MODEL_NAME="CompVis/stable-diffusion-v1-4"
dataset_name="lambdalabs/pokemon-blip-captions"

!python train_text_to_image_flax.py \
  --pretrained_model_name_or_path=$MODEL_NAME \
  --dataset_name=$dataset_name \
  --resolution=512 --center_crop --random_flip \
  --train_batch_size=1 \
  --max_train_steps=15000 \
  --learning_rate=1e-05 \
  --max_grad_norm=1 \
  --output_dir="sd-pokemon-model" 

Logs

No response

System Info

- `diffusers` version: 0.14.0.dev0
- Platform: Linux-5.10.147+-x86_64-with-glibc2.29
- Python version: 3.8.10
- PyTorch version (GPU?): 1.13.1+cu116 (False)
- Huggingface_hub version: 0.12.1
- Transformers version: 4.26.1
- Accelerate version: 0.16.0
- xFormers version: not installed
- Using GPU in script?: <fill in>
- Using distributed or parallel set-up in script?: <fill in>

Accelerate ENV image

TPU version

image

patrickvonplaten commented 1 year ago

Gently pinging @pcuenca - in case you have 5min could you take a look here?

pcuenca commented 1 year ago

Hi @treksis, the problem is that the Flax weights are currently stored in a different branch of the repo, called flax.

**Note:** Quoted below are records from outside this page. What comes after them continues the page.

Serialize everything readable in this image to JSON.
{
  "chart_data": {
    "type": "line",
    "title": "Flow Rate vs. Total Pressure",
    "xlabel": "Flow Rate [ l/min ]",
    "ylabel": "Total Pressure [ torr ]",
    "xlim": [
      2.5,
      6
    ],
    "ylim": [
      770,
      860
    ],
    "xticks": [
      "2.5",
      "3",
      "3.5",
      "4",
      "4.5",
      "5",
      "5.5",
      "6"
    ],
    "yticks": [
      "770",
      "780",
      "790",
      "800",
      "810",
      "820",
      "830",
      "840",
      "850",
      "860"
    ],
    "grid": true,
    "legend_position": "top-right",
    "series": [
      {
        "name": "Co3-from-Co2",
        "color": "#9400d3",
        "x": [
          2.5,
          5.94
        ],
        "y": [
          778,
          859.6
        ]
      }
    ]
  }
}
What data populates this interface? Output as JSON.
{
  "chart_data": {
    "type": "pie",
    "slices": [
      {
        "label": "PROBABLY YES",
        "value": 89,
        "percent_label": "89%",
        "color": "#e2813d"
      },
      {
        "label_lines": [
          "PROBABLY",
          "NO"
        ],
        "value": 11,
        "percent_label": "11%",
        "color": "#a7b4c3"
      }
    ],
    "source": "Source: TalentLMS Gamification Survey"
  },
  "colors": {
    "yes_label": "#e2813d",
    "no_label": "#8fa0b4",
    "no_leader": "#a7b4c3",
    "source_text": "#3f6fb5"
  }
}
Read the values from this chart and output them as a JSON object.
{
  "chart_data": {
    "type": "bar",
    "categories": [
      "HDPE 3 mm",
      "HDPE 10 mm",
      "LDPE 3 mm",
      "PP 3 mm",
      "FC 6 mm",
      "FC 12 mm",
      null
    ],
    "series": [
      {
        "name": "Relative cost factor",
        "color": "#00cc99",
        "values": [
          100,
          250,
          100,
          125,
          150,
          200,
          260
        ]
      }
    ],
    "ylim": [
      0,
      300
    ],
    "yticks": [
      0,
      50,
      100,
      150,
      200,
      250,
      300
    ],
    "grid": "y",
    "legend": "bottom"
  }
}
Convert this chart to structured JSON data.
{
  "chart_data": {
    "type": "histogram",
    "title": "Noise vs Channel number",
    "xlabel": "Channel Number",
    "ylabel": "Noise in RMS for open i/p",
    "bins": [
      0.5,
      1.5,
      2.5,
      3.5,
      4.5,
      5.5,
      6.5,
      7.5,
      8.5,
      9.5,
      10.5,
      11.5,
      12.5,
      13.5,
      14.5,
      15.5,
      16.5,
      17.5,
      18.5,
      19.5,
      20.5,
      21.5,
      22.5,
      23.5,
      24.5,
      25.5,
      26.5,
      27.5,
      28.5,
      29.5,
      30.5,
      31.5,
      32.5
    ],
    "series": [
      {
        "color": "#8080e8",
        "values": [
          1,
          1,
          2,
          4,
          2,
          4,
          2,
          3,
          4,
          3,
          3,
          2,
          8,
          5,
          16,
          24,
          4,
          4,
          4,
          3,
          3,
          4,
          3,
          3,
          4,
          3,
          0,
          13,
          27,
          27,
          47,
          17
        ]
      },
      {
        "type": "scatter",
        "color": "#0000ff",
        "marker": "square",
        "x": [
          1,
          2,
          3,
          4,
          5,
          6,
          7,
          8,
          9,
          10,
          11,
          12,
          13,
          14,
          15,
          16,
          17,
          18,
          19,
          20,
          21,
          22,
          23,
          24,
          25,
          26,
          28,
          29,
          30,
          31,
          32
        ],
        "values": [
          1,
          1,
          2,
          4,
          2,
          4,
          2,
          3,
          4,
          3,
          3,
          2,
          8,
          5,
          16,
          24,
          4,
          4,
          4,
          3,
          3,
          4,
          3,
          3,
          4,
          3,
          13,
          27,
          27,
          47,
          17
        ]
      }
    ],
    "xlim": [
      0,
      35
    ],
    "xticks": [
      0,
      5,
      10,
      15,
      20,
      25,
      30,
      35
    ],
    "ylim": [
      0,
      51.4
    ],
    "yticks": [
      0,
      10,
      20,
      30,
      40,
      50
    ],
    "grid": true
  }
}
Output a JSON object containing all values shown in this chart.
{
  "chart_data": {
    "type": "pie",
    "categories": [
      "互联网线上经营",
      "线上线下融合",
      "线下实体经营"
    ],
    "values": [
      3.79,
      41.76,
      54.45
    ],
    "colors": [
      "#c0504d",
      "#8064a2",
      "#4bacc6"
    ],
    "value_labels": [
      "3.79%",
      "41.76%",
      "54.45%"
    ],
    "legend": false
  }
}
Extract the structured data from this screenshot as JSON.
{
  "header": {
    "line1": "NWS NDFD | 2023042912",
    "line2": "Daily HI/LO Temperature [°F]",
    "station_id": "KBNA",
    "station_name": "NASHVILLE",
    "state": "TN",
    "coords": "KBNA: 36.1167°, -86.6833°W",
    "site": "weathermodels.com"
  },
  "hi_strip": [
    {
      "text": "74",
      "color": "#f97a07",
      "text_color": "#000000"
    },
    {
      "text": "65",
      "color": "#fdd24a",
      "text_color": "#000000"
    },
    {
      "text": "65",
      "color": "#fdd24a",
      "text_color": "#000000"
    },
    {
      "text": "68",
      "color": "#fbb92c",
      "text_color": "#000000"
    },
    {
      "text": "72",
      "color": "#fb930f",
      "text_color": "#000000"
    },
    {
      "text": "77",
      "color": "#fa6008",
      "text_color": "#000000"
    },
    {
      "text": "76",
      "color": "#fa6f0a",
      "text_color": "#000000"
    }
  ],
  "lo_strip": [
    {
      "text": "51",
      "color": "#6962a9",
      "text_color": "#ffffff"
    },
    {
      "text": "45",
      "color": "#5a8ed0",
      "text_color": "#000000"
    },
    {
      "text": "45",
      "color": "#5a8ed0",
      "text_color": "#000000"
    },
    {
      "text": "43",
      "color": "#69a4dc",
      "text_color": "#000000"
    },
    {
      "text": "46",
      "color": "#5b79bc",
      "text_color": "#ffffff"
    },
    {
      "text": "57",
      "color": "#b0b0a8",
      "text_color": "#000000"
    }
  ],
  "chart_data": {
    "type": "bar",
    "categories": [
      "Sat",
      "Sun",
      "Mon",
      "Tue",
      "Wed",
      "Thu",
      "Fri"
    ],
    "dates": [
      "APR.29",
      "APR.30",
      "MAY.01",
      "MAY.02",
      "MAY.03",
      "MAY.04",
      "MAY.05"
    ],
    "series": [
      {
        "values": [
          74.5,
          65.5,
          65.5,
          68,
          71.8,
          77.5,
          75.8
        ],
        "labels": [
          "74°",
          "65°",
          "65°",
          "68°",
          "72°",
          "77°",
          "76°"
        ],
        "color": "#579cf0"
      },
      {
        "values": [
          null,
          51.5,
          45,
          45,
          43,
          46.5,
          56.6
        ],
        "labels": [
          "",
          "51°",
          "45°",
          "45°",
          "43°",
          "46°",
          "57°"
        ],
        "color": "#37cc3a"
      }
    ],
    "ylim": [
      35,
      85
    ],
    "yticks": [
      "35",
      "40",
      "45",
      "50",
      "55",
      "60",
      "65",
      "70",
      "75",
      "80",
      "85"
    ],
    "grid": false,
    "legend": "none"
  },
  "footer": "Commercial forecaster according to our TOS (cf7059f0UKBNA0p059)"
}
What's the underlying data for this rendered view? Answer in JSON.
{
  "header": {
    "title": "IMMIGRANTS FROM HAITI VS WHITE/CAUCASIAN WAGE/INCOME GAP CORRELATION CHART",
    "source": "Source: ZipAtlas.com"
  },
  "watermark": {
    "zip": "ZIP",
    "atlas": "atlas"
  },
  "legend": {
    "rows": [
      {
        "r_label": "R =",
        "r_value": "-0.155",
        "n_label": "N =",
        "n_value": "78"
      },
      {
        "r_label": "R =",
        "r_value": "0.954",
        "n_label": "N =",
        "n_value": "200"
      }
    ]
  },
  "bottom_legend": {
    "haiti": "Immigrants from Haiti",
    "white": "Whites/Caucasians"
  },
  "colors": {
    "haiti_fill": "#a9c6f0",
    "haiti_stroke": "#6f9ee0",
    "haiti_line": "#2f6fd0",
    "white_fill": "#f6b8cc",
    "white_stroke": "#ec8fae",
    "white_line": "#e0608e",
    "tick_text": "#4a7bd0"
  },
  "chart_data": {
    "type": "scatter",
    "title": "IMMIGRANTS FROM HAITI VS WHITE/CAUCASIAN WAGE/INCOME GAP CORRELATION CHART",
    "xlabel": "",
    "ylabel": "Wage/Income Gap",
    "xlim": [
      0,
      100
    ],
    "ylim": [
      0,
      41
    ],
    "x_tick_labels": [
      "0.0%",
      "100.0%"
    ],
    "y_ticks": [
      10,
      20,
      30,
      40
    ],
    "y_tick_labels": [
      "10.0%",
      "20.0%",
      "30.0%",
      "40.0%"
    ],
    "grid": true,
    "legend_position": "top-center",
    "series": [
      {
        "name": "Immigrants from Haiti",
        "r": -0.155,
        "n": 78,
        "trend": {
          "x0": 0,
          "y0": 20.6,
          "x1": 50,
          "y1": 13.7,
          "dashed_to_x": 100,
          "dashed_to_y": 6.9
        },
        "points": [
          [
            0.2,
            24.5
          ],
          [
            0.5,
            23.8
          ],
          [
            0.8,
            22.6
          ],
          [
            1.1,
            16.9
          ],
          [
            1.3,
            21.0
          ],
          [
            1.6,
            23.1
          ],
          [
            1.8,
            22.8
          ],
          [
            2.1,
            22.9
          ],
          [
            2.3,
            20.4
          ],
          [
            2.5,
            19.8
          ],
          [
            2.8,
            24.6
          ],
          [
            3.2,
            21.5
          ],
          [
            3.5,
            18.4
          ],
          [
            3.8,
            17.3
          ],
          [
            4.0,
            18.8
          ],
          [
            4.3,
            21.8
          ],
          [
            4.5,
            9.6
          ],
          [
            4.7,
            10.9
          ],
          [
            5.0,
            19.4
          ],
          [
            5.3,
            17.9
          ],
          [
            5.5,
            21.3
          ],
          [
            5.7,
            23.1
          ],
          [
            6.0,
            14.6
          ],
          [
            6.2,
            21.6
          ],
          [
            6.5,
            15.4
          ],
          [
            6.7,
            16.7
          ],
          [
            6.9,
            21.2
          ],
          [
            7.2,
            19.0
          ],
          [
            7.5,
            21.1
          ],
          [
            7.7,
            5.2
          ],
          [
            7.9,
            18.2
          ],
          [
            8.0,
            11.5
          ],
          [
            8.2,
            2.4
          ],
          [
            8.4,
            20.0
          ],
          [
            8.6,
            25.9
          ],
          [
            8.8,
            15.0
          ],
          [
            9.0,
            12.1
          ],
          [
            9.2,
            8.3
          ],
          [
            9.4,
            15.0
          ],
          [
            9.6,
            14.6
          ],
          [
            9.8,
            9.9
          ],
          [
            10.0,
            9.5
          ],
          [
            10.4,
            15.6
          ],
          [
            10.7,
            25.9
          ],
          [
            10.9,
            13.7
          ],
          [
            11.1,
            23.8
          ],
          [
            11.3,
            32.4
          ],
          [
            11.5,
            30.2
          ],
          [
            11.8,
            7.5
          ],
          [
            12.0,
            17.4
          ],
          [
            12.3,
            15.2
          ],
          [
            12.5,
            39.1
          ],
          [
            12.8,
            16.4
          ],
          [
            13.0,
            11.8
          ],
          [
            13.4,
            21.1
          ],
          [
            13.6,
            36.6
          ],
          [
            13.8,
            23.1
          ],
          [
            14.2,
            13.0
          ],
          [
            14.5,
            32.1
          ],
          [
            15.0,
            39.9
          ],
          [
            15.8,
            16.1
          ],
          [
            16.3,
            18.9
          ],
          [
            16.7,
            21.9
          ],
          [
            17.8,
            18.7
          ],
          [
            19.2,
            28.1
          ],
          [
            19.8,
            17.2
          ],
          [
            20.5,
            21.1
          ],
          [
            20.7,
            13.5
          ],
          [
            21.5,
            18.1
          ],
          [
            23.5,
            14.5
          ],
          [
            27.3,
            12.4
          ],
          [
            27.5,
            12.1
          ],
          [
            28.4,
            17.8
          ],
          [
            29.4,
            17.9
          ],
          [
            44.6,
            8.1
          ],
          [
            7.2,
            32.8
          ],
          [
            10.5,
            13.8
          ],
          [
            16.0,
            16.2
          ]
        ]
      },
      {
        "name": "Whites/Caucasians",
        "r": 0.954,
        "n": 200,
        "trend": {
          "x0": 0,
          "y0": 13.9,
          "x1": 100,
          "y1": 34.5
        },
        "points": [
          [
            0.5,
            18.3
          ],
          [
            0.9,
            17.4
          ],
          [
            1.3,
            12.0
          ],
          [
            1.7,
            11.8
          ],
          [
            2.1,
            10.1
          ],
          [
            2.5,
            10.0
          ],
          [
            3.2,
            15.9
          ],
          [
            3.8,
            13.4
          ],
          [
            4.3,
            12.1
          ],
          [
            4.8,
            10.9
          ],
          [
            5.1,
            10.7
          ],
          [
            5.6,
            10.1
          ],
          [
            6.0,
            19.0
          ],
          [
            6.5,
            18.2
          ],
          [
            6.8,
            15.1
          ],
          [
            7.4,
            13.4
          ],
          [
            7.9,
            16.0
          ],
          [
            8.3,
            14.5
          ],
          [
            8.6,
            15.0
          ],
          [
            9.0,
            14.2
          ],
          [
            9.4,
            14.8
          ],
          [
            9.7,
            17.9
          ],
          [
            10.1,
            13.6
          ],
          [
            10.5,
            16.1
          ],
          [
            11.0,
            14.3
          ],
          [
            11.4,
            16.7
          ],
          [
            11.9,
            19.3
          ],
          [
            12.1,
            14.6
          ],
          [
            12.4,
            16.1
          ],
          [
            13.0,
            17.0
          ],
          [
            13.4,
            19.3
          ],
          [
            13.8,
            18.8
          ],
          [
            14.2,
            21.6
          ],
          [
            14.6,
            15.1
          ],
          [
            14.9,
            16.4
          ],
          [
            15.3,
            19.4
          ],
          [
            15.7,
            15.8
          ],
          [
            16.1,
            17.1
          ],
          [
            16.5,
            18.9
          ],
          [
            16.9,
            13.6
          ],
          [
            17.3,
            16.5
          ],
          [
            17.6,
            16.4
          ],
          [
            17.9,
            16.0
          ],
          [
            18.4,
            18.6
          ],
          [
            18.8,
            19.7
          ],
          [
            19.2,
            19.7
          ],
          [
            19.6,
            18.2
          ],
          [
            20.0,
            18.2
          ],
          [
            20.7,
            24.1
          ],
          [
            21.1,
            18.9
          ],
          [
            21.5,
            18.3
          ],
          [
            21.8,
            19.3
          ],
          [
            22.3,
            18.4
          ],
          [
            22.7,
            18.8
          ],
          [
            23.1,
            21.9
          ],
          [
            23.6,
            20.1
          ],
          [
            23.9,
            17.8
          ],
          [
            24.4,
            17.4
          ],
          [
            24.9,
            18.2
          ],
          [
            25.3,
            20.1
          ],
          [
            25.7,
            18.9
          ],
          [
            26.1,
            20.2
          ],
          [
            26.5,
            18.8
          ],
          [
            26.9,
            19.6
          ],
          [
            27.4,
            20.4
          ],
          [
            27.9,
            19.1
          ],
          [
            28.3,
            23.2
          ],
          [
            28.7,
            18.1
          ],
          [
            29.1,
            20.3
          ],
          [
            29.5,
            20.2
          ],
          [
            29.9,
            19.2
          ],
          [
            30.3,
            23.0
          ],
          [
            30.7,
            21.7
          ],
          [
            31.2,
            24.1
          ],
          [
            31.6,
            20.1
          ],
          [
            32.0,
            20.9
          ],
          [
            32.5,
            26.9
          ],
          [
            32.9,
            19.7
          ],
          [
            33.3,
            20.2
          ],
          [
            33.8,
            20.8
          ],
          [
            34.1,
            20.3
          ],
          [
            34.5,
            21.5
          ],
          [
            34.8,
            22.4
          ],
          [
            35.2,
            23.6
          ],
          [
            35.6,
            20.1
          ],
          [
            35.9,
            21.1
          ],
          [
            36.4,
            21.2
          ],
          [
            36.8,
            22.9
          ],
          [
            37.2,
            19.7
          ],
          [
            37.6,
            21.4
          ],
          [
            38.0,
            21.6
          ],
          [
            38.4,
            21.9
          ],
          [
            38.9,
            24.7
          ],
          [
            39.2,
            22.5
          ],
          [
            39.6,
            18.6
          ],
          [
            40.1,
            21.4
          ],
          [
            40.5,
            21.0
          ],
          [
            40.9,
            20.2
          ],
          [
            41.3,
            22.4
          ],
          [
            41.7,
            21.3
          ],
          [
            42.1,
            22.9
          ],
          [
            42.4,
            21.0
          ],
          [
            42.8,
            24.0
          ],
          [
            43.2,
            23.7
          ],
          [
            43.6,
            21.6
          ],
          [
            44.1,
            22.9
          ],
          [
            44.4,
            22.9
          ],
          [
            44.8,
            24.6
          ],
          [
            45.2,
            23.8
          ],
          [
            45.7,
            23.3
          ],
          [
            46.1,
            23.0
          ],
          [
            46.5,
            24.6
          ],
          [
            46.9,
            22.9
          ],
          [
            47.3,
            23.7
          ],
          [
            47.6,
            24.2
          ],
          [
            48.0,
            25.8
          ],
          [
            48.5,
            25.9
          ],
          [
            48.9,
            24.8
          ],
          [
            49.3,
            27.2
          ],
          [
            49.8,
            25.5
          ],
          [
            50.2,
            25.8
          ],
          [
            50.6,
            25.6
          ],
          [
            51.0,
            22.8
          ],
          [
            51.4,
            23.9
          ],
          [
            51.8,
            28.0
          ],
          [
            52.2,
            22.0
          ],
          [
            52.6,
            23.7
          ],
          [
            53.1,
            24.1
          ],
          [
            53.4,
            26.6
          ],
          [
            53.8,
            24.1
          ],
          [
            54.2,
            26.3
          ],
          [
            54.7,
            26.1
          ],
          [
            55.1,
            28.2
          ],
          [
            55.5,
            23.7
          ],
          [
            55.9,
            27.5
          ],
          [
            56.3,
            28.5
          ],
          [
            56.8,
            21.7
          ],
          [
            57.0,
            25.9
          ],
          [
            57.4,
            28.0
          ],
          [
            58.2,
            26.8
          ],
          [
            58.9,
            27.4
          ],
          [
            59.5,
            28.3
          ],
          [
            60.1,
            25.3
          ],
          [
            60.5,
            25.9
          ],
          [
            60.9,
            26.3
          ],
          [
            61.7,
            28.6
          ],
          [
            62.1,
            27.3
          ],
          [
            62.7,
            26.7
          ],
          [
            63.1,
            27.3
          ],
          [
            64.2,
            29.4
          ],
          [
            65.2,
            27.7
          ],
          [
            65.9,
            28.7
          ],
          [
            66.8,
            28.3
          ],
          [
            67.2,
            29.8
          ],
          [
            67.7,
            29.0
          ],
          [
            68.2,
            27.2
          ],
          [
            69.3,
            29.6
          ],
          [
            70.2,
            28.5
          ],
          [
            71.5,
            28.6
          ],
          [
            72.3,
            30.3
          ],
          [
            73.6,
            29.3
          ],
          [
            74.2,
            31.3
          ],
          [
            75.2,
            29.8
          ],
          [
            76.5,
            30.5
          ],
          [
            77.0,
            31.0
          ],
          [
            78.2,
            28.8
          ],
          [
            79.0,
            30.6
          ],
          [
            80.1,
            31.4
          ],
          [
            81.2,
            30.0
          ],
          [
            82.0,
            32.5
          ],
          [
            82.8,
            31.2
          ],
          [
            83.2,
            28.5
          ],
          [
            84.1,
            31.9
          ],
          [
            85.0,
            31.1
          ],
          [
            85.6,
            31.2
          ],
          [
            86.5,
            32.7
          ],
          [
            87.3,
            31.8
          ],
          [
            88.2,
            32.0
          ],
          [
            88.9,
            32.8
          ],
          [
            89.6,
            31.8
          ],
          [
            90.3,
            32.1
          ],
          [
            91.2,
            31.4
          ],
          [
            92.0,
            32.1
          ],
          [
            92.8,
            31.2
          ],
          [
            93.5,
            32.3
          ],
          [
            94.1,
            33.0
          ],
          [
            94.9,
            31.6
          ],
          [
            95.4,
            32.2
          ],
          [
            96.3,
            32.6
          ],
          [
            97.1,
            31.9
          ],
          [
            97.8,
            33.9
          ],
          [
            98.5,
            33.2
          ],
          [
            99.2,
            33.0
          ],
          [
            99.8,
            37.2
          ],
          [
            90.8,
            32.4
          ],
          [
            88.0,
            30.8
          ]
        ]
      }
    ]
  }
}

For this to work, we need to:

!python train_text_to_image_flax.py \
  --pretrained_model_name_or_path=$MODEL_NAME \
  --revision=flax \
  --dataset_name=$dataset_name \
  --resolution=512 --center_crop --random_flip \
  --train_batch_size=1 \
  --max_train_steps=15000 \
  --learning_rate=1e-05 \
  --max_grad_norm=1 \
  --output_dir="sd-pokemon-model"

Note, however, that the preferred way to store different model weights going forward will be through the use of variants (see #2305 for details), so those weights will be unified in the main branch in the future.